I honestly think I was in my best condition in early May, thanks to months of focused intervals and tempo runs (which helped produce the good showing at the Greenland Trail 50K), and it all went downhill from there. Once in Colorado, the altitude took a major toll on me. I think living at 6,000 feet and having relatively easy access to mountains as high as 14,000+ feet will eventually make me a better runner. For now, it's just really hard. On Sunday's run at Green Mountain, I felt like I was breathing through a straw. A few weeks prior I felt great summiting 14,115-foot Pikes Peak. At altitude, you have good days and bad days. The bad days are really bad.

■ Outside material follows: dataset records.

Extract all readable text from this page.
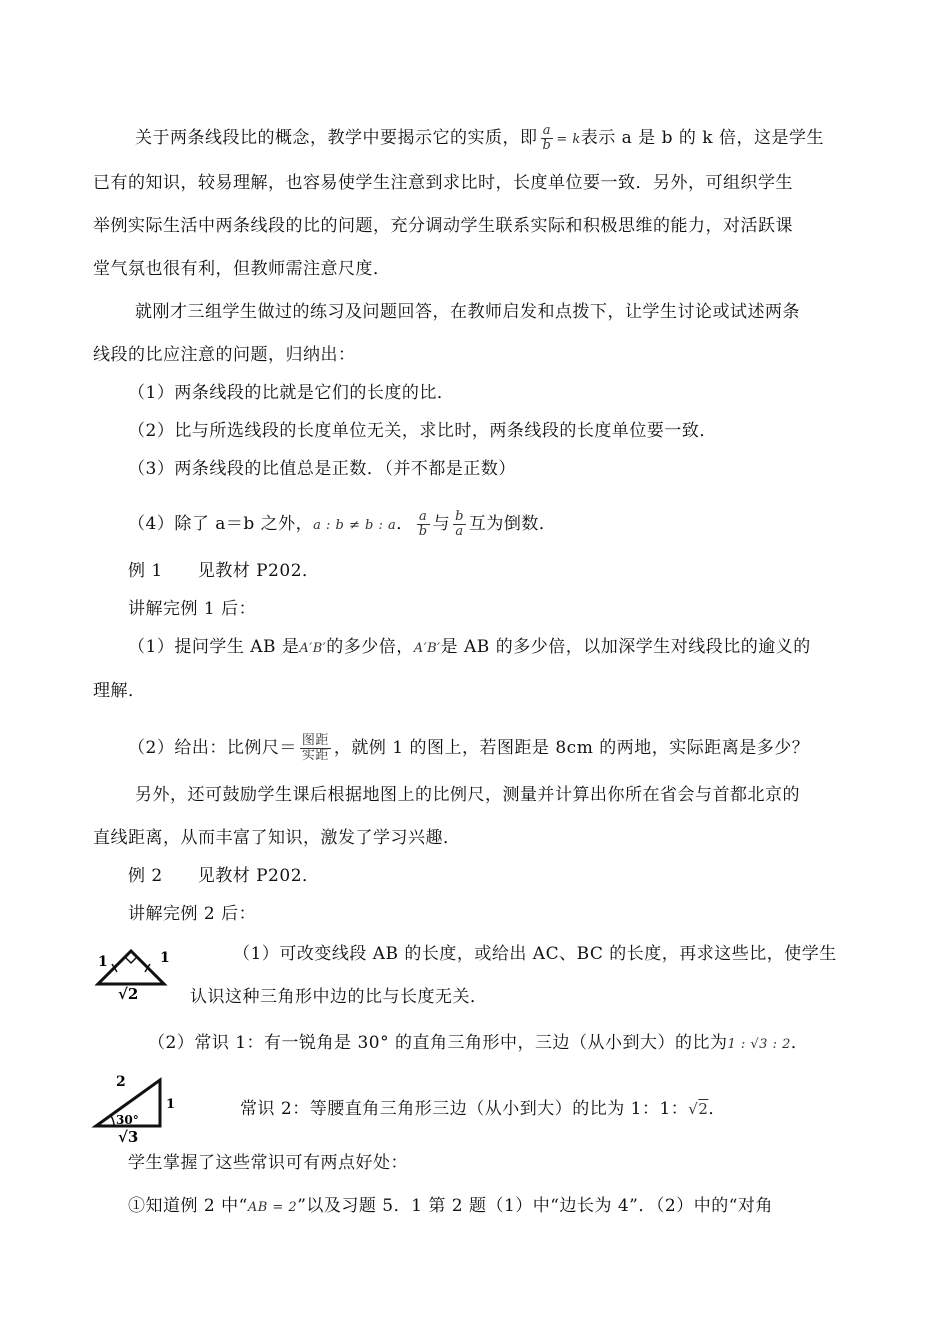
关于两条线段比的概念，教学中要揭示它的实质，即 $\frac{a}{b} = k$表示 a 是 b 的 k 倍，这是学生
已有的知识，较易理解，也容易使学生注意到求比时，长度单位要一致．另外，可组织学生
举例实际生活中两条线段的比的问题，充分调动学生联系实际和积极思维的能力，对活跃课
堂气氛也很有利，但教师需注意尺度．
就刚才三组学生做过的练习及问题回答，在教师启发和点拨下，让学生讨论或试述两条
线段的比应注意的问题，归纳出：
（1）两条线段的比就是它们的长度的比．
（2）比与所选线段的长度单位无关，求比时，两条线段的长度单位要一致．
（3）两条线段的比值总是正数．（并不都是正数）
（4）除了 a＝b 之外，a : b ≠ b : a． $\frac{a}{b}$ 与 $\frac{b}{a}$ 互为倒数．
例 1　　见教材 P202．
讲解完例 1 后：
（1）提问学生 AB 是A′B′的多少倍，A′B′是 AB 的多少倍，以加深学生对线段比的逾义的
理解．
（2）给出：比例尺＝ $\frac{\text{图距}}{\text{实距}}$ ，就例 1 的图上，若图距是 8cm 的两地，实际距离是多少？
另外，还可鼓励学生课后根据地图上的比例尺，测量并计算出你所在省会与首都北京的
直线距离，从而丰富了知识，激发了学习兴趣．
例 2　　见教材 P202．
讲解完例 2 后：
1	1
√2
（1）可改变线段 AB 的长度，或给出 AC、BC 的长度，再求这些比，使学生
认识这种三角形中边的比与长度无关．
（2）常识 1：有一锐角是 30° 的直角三角形中，三边（从小到大）的比为1 : √3 : 2．
2
1
30°
√3
常识 2：等腰直角三角形三边（从小到大）的比为 1：1：√2．
学生掌握了这些常识可有两点好处：
①知道例 2 中“AB = 2”以及习题 5．1 第 2 题（1）中“边长为 4”．（2）中的“对角
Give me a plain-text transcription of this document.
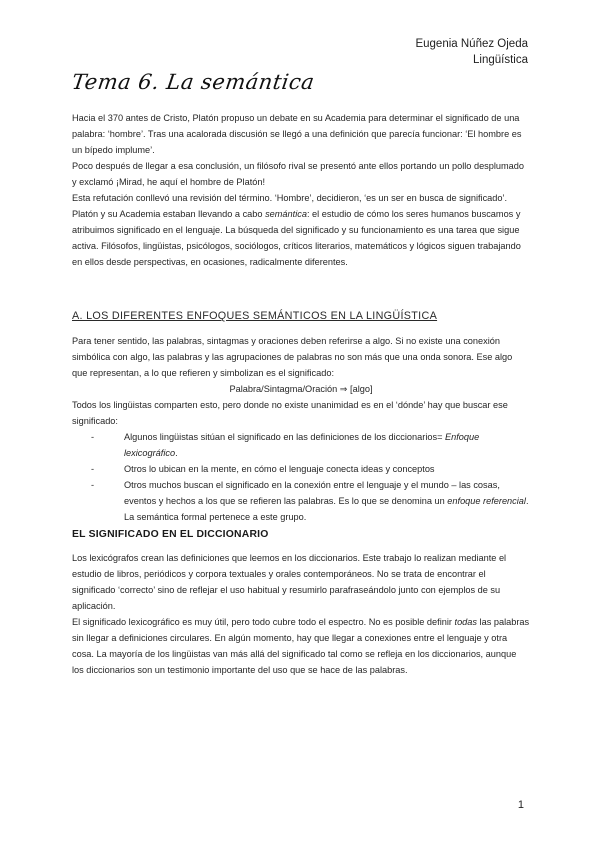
Eugenia Núñez Ojeda
Lingüística
Tema 6. La semántica

Hacia el 370 antes de Cristo, Platón propuso un debate en su Academia para determinar el significado de una palabra: ‘hombre’. Tras una acalorada discusión se llegó a una definición que parecía funcionar: ‘El hombre es un bípedo implume’.

Poco después de llegar a esa conclusión, un filósofo rival se presentó ante ellos portando un pollo desplumado y exclamó ¡Mirad, he aquí el hombre de Platón!

Esta refutación conllevó una revisión del término. ‘Hombre’, decidieron, ‘es un ser en busca de significado’.

Platón y su Academia estaban llevando a cabo semántica: el estudio de cómo los seres humanos buscamos y atribuimos significado en el lenguaje. La búsqueda del significado y su funcionamiento es una tarea que sigue activa. Filósofos, lingüistas, psicólogos, sociólogos, críticos literarios, matemáticos y lógicos siguen trabajando en ellos desde perspectivas, en ocasiones, radicalmente diferentes.

A. LOS DIFERENTES ENFOQUES SEMÁNTICOS EN LA LINGÜÍSTICA

Para tener sentido, las palabras, sintagmas y oraciones deben referirse a algo. Si no existe una conexión simbólica con algo, las palabras y las agrupaciones de palabras no son más que una onda sonora. Ese algo que representan, a lo que refieren y simbolizan es el significado:

Palabra/Sintagma/Oración ⇒ [algo]

Todos los lingüistas comparten esto, pero donde no existe unanimidad es en el ‘dónde’ hay que buscar ese significado:

- Algunos lingüistas sitúan el significado en las definiciones de los diccionarios= Enfoque lexicográfico.
- Otros lo ubican en la mente, en cómo el lenguaje conecta ideas y conceptos
- Otros muchos buscan el significado en la conexión entre el lenguaje y el mundo – las cosas, eventos y hechos a los que se refieren las palabras. Es lo que se denomina un enfoque referencial. La semántica formal pertenece a este grupo.

EL SIGNIFICADO EN EL DICCIONARIO

Los lexicógrafos crean las definiciones que leemos en los diccionarios. Este trabajo lo realizan mediante el estudio de libros, periódicos y corpora textuales y orales contemporáneos. No se trata de encontrar el significado ‘correcto’ sino de reflejar el uso habitual y resumirlo parafraseándolo junto con ejemplos de su aplicación.

El significado lexicográfico es muy útil, pero todo cubre todo el espectro. No es posible definir todas las palabras sin llegar a definiciones circulares. En algún momento, hay que llegar a conexiones entre el lenguaje y otra cosa. La mayoría de los lingüistas van más allá del significado tal como se refleja en los diccionarios, aunque los diccionarios son un testimonio importante del uso que se hace de las palabras.

1
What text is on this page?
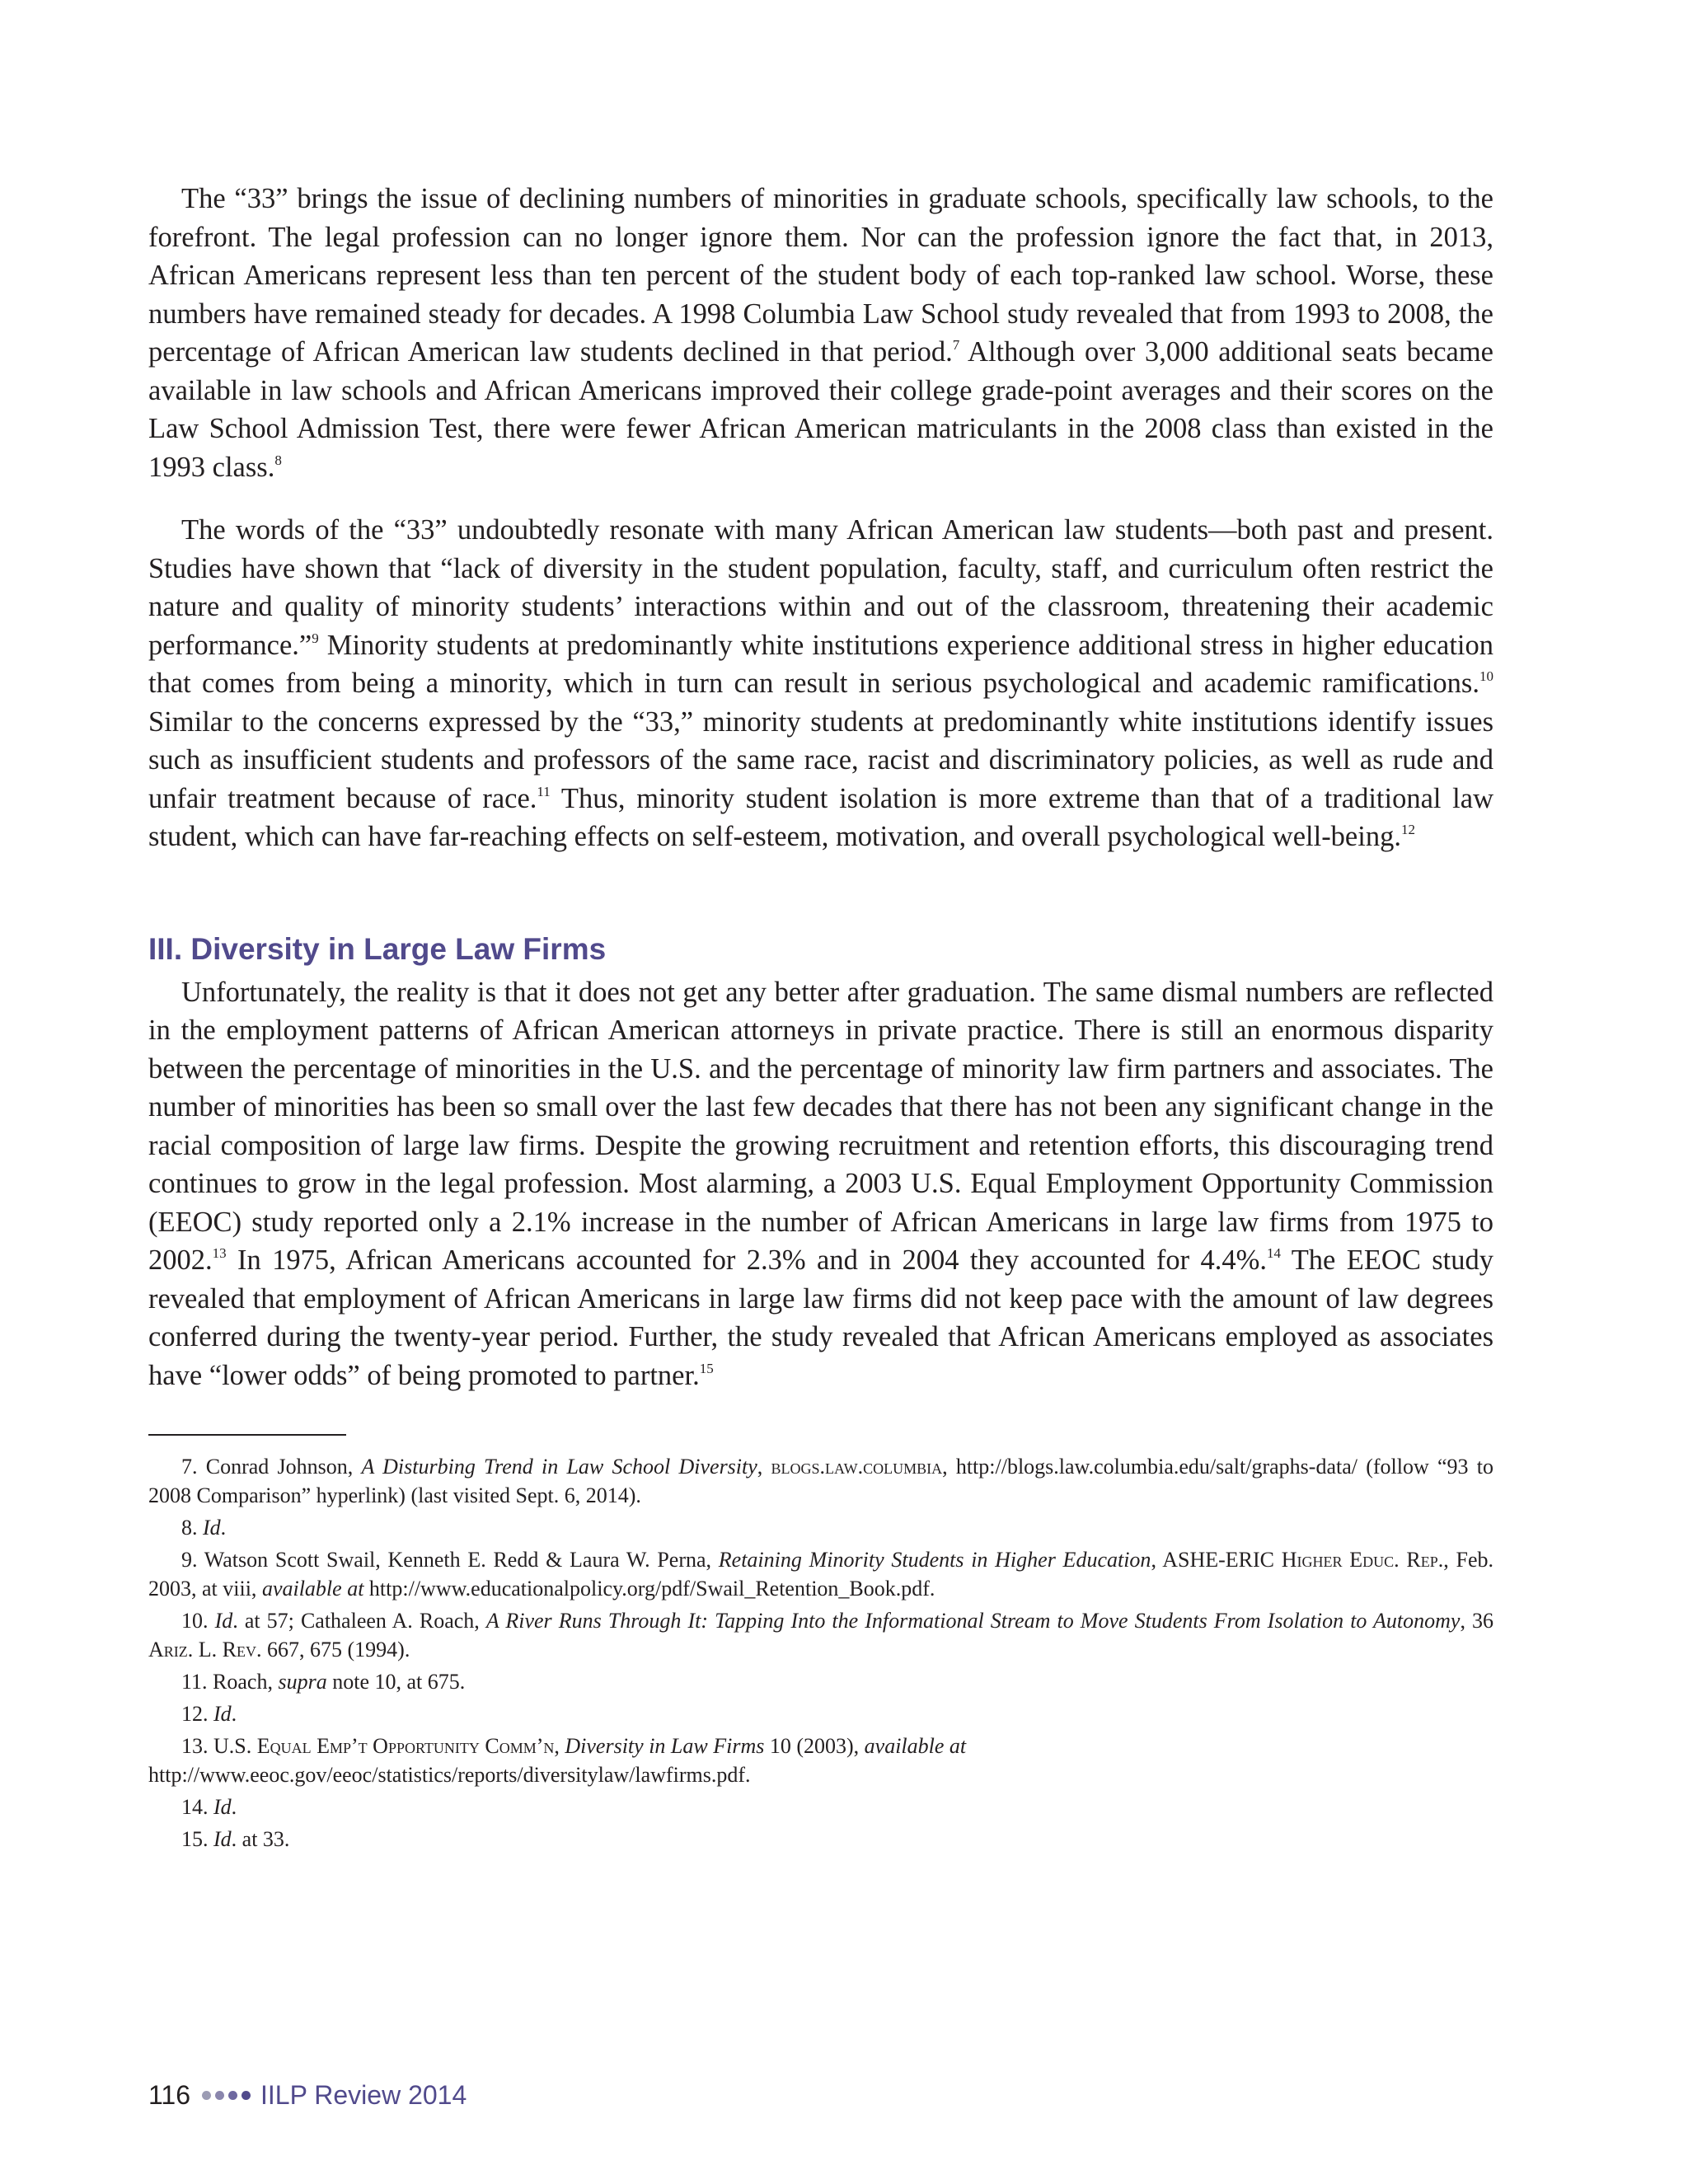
The “33” brings the issue of declining numbers of minorities in graduate schools, specifically law schools, to the forefront. The legal profession can no longer ignore them. Nor can the profession ignore the fact that, in 2013, African Americans represent less than ten percent of the student body of each top-ranked law school. Worse, these numbers have remained steady for decades. A 1998 Columbia Law School study revealed that from 1993 to 2008, the percentage of African American law students declined in that period.$^7$ Although over 3,000 additional seats became available in law schools and African Americans improved their college grade-point averages and their scores on the Law School Admission Test, there were fewer African American matriculants in the 2008 class than existed in the 1993 class.$^8$

The words of the “33” undoubtedly resonate with many African American law students—both past and present. Studies have shown that “lack of diversity in the student population, faculty, staff, and curriculum often restrict the nature and quality of minority students’ interactions within and out of the classroom, threatening their academic performance.”$^9$ Minority students at predominantly white institutions experience additional stress in higher education that comes from being a minority, which in turn can result in serious psychological and academic ramifications.$^{10}$ Similar to the concerns expressed by the “33,” minority students at predominantly white institutions identify issues such as insufficient students and professors of the same race, racist and discriminatory policies, as well as rude and unfair treatment because of race.$^{11}$ Thus, minority student isolation is more extreme than that of a traditional law student, which can have far-reaching effects on self-esteem, motivation, and overall psychological well-being.$^{12}$

III. Diversity in Large Law Firms

Unfortunately, the reality is that it does not get any better after graduation. The same dismal numbers are reflected in the employment patterns of African American attorneys in private practice. There is still an enormous disparity between the percentage of minorities in the U.S. and the percentage of minority law firm partners and associates. The number of minorities has been so small over the last few decades that there has not been any significant change in the racial composition of large law firms. Despite the growing recruitment and retention efforts, this discouraging trend continues to grow in the legal profession. Most alarming, a 2003 U.S. Equal Employment Opportunity Commission (EEOC) study reported only a 2.1% increase in the number of African Americans in large law firms from 1975 to 2002.13 In 1975, African Americans accounted for 2.3% and in 2004 they accounted for 4.4%.$^{14}$ The EEOC study revealed that employment of African Americans in large law firms did not keep pace with the amount of law degrees conferred during the twenty-year period. Further, the study revealed that African Americans employed as associates have “lower odds” of being promoted to partner.$^{15}$

7. Conrad Johnson, A Disturbing Trend in Law School Diversity, blogs.law.columbia, http://blogs.law.columbia.edu/salt/graphs-data/ (follow “93 to 2008 Comparison” hyperlink) (last visited Sept. 6, 2014).

8. Id.

9. Watson Scott Swail, Kenneth E. Redd & Laura W. Perna, Retaining Minority Students in Higher Education, ASHE-ERIC Higher Educ. Rep., Feb. 2003, at viii, available at http://www.educationalpolicy.org/pdf/Swail_Retention_Book.pdf.

10. Id. at 57; Cathaleen A. Roach, A River Runs Through It: Tapping Into the Informational Stream to Move Students From Isolation to Autonomy, 36 Ariz. L. Rev. 667, 675 (1994).

11. Roach, supra note 10, at 675.

12. Id.

13. U.S. Equal Emp’t Opportunity Comm’n, Diversity in Law Firms 10 (2003), available at
http://www.eeoc.gov/eeoc/statistics/reports/diversitylaw/lawfirms.pdf.

14. Id.

15. Id. at 33.

116	IILP Review 2014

I also think my stress level for the first six months of the year was very high. Moving across the country and selling a house in a horrible market can be mentally draining. No excuses, though. This crappy year is all on me, and I do believe 2011 will be a much better year.

In 2010, I never got in a road marathon because our move conflicted with Boston, a race I had entered and so wanted to do. I'm beginning to see that the success of a year is measured quite a bit by the times I log in the marathon. At the end of the day, the marathon is, in my opinion, the greatest measure of a long-distance runner. I do believe that my 2:58 marathon PR is more than ripe for a challenge. And so with my eyes now on 2011, it is so important to me to get out of the gate with a quality road marathon at sea level. I was previously considering the Rite Aid Cleveland Marathon, but it's in mid-May. I think I'm now leaning toward the Publix Georgia Marathon on March 20 in Atlanta. I can spend time with my family, while also going for a new marathon PR. Frankly, the thought of intervals and tempo running all winter appeals to me. But only if my foot is healed by then.


A final note: I registered for the 2011 Leadville Trail 100. At this point, all I can say is that my goal is to finish in under 22 hours. But before I focus on Leadville, there's a marathon to run.